Javier’s first trip through the valley had been as a teenager—a guerilla. He’d joined the FARC, Colombia’s largest rebel group, at the age of fifteen. Armed with an AK-47, it had been his job to wait at the base of the mountain to receive the “catch of the day” from his fellow revolutionaries, specialized terrorists trained in urban abduction. Each night, they drove from Cali, past the endless fields of sugarcane to, quite literally, the end of the road. Javier never knew who or what he was going to get until the car stopped and the trunk popped open. At first, he’d found it surprising that the hostages were not the superrich. Most were businesspeople, middle- and upper-middle class, whose families were expected to liquidate their entire net worth to free a loved one. For these unfortunate souls, traveling on foot or by mule through the chest-high grasses of the savanna and on into themountains with young guerrillas like Javier was the most dangerous part of the journey. Teenagers, drugs, and semiautomatic weapons were a deadly mix. Javier had always considered his hostages lucky; he never shot anyone just for the fun of it. Kidnapping was a business for the FARC, as many as three thousand per year at its peak. Javier saw no reason to deplete the inventory—unless it made business sense, which was sometimes the case. Not until he was sixteen did he execute his first hostage, the forty-three-year-old owner of a cabinet-making factory in Bogotá. Javier had guarded him for nearly eleven months, moving from one camp to another to stay one step ahead of the Colombian army. The businessman had begged for his life, even promising to pay double the ransom. Javier chose not to tell him that his wife had refused to pay a single peso. Instead, he’d taken him to the field, unchained him, and told him that freedom was just over the hill. A single bullet to the back dropped him to the ground like a fleeing gazelle. Javier considered it an act of mercy. He’d died a happy man.

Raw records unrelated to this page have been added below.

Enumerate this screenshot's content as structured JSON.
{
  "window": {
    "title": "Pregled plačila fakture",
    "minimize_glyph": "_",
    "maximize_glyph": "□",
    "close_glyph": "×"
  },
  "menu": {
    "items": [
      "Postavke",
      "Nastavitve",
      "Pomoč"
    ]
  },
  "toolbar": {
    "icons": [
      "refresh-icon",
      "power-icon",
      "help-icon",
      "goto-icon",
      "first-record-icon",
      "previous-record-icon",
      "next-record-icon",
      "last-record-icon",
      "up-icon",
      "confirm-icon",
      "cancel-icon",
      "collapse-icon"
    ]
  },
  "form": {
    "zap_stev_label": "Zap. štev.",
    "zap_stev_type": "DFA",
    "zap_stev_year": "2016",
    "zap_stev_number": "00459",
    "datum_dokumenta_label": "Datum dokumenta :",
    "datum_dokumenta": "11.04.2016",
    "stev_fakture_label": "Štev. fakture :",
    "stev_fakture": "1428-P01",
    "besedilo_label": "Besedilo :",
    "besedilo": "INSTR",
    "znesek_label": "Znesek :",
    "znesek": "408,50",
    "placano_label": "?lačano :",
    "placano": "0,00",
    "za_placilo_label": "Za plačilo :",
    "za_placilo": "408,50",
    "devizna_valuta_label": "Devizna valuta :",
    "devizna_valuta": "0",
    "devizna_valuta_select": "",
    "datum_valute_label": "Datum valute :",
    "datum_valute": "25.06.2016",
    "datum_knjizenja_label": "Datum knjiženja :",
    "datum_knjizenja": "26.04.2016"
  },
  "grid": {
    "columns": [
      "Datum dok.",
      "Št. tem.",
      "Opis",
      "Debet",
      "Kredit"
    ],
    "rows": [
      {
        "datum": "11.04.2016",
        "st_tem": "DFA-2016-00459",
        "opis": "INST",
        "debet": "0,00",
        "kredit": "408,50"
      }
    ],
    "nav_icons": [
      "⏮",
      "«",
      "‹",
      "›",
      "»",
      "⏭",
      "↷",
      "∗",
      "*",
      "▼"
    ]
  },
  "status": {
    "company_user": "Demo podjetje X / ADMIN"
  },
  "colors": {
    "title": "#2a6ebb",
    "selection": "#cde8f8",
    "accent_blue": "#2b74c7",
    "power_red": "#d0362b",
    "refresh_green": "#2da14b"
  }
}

Some FARC dissidents were still active, but Javier had been out since the dissolution of the military in 2017. He no longer believed in the cause. He wasn’t sure he’d ever believed in it. Bottom line, whether it was kidnapping, murder for hire, or myriad lesser offenses, crime paid only if it put money in hisownpocket. Business had been good for Javier. He’d never made a mistake. At least not until that morning on the face of the cliff.
Where the hell did that boy land?
The long shadows of twilight stretched across the grassland as Javier rode into the new camp. His search for the body had been without success. He’d already told the other guides that Patrick had quit and gone home, and they’d passed the news along to the others. He would just stick with his story.